Voix collégiales et fissures institutionnelles Entre désaffiliation et dénonciation, une mémoire étudiante

Transparence perdue, confiance brisée

Témoignage : Des étudiants dénoncent le manque de transparence de la FECQ – mémoire citoyenne et tensions collégiales (24 novembre 2012)

Le 24 novembre 2012, plusieurs médias, dont Radio-Canada, rapportent une contestation étudiante visant la Fédération étudiante collégiale du Québec (FECQ). Qualifiée de « gangrenée » par certains membres, la fédération est accusée de manque de transparence, de centralisation excessive, et de déconnexion avec les réalités locales. La présidente, Éliane Laberge, se retrouve au cœur d’une tempête politique interne, alors que des associations collégiales envisagent la désaffiliation.

🗣️ Une crise de confiance

  • Des étudiants dénoncent une structure opaque, où les décisions seraient prises sans consultation réelle
  • La FECQ est critiquée pour son manque de représentativité, notamment dans le contexte post-grève étudiante de 2012
  • Le vocabulaire utilisé – gangrène, verrouillage – témoigne d’un climat de rupture plutôt que de réforme

🧭 Une fédération en question

Cette publication met en lumière les limites du modèle fédératif, où la proximité avec les membres devient difficile à maintenir.
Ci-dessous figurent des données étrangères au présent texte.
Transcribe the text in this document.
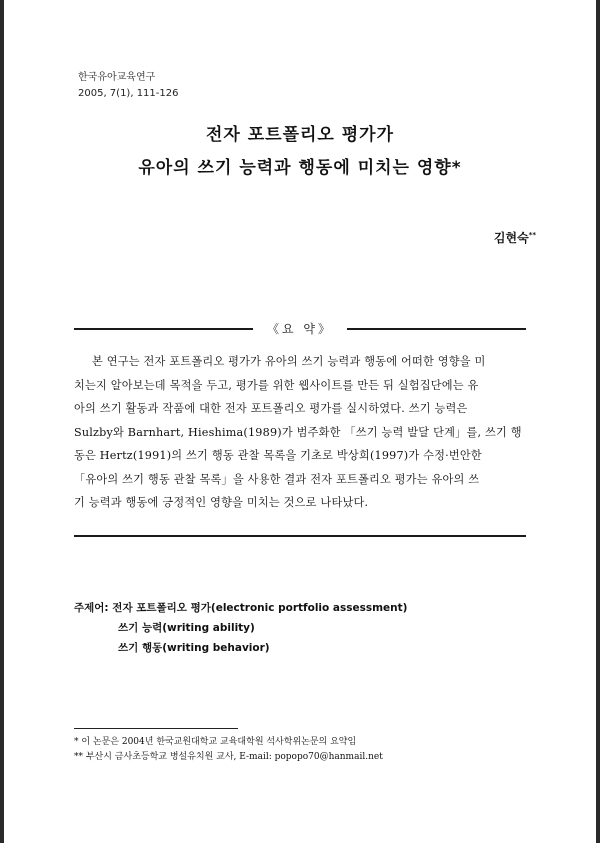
한국유아교육연구
2005, 7(1), 111-126
전자 포트폴리오 평가가
유아의 쓰기 능력과 행동에 미치는 영향*
김현숙**
《요 약》
본 연구는 전자 포트폴리오 평가가 유아의 쓰기 능력과 행동에 어떠한 영향을 미
치는지 알아보는데 목적을 두고, 평가를 위한 웹사이트를 만든 뒤 실험집단에는 유
아의 쓰기 활동과 작품에 대한 전자 포트폴리오 평가를 실시하였다. 쓰기 능력은
Sulzby와 Barnhart, Hieshima(1989)가 범주화한 「쓰기 능력 발달 단계」를, 쓰기 행
동은 Hertz(1991)의 쓰기 행동 관찰 목록을 기초로 박상희(1997)가 수정·번안한
「유아의 쓰기 행동 관찰 목록」을 사용한 결과 전자 포트폴리오 평가는 유아의 쓰
기 능력과 행동에 긍정적인 영향을 미치는 것으로 나타났다.
주제어: 전자 포트폴리오 평가(electronic portfolio assessment)
쓰기 능력(writing ability)
쓰기 행동(writing behavior)
* 이 논문은 2004년 한국교원대학교 교육대학원 석사학위논문의 요약임
** 부산시 금사초등학교 병설유치원 교사, E-mail: popopo70@hanmail.net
Elle soulève des questions sur la gouvernance étudiante, la légitimité des porte-parole, et la capacité des structures à évoluer après des mouvements sociaux majeurs.

Ce témoignage illustre une lutte pour la dignité, où les étudiants ne défendent pas seulement leurs postes, mais un modèle de société fondé sur la justice, la transparence et la responsabilité collective.